Are girls growing up too fast?
While most parents agree that little girls playing dress-up is totally acceptable, it is disconcerting to see toddlers hobbling in high heels, clad in clothes you’d normally see on a 20 year old on a night out. It’s something experts see as a sign that today’s children are growing up too quickly and becoming over-sexualised.
High heels, make-up sets and grown-up style clothing, such as short skirts and knee-high boots are also directly marketed to kids. With so-called ‘role models’, including Miley Cyrus, Paris Hilton and even the Bratz Dolls endorsing the less-is-more school of dressing, it’s no wonder that young girls want to wear high heels and hot pants to emulate the stars they look up to. Plus, there’s no shortage of companies willing to take advantage of these young consumers.
A report by Girlguiding UK and the Mental Health Foundation in 2008 revealed the negative effects of growing up too young and early exposure to sexualised content in the media. The charities surveyed girls aged 10 to 14 and found that ‘premature sexualisation and pressure to grow up too quickly’ were two key negative influences on emotional and mental wellbeing. In particular, magazines that compel kids to wear adult clothes, lose weight and even have plastic surgery were cited as causing anxiety, stress and anger. Young girls also felt that the media reinforced the expectation among peers to look slimmer, older and more fashionable, which could lead to bullying if you didn’t conform to the media’s images of young women.

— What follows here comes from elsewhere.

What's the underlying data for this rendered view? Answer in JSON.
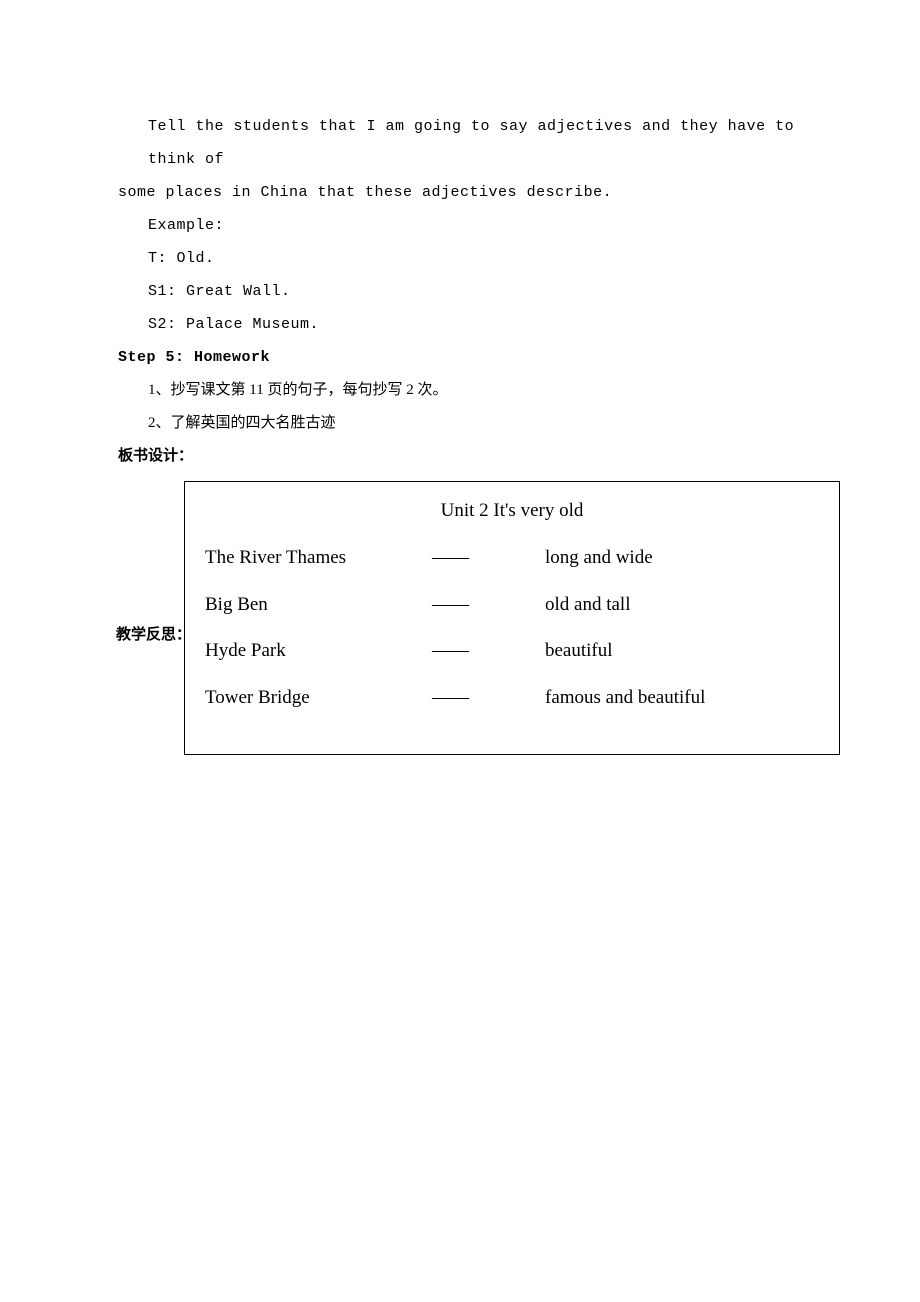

The survey showed that looking at pictures of models, pop stars and actresses made a fifth of the girls feel sad, two-fifths feel bad about themselves and over a tenth (12 percent) feel angry. Another recent survey by the Girl Guides recently discovered that 46% of girls aged 11 to 16 would consider cosmetic surgery and that girls started to dislike their appearance as early as 10 or 11.
With more and more reports revealing just how unhappy young girls are with their looks, we share some tips for boosting your child’s self-esteem and protecting them from sexual and negative media content:
- Take a strong stance against clothes or make-up that you consider to be too old or too sexual for your child. Make rules about types of clothes that are and aren’t acceptable, and stick to them.
- Help kids to challenge and be critical of media images. Discuss any content you disagree with and present an alternative point of view.
- Provide them with a stable and supportive network of friends by taking them to a club such as Brownies or sports/dance activities.
- Monitor their internet usage perhaps by keeping the computer in the living room where you can see what websites they visit.
- Adhere to the age restrictions on DVDs and keep a close eye on what magazines they read.
- At the same time be open and honest about sex and relationships – see our guide to talking to kids about sex.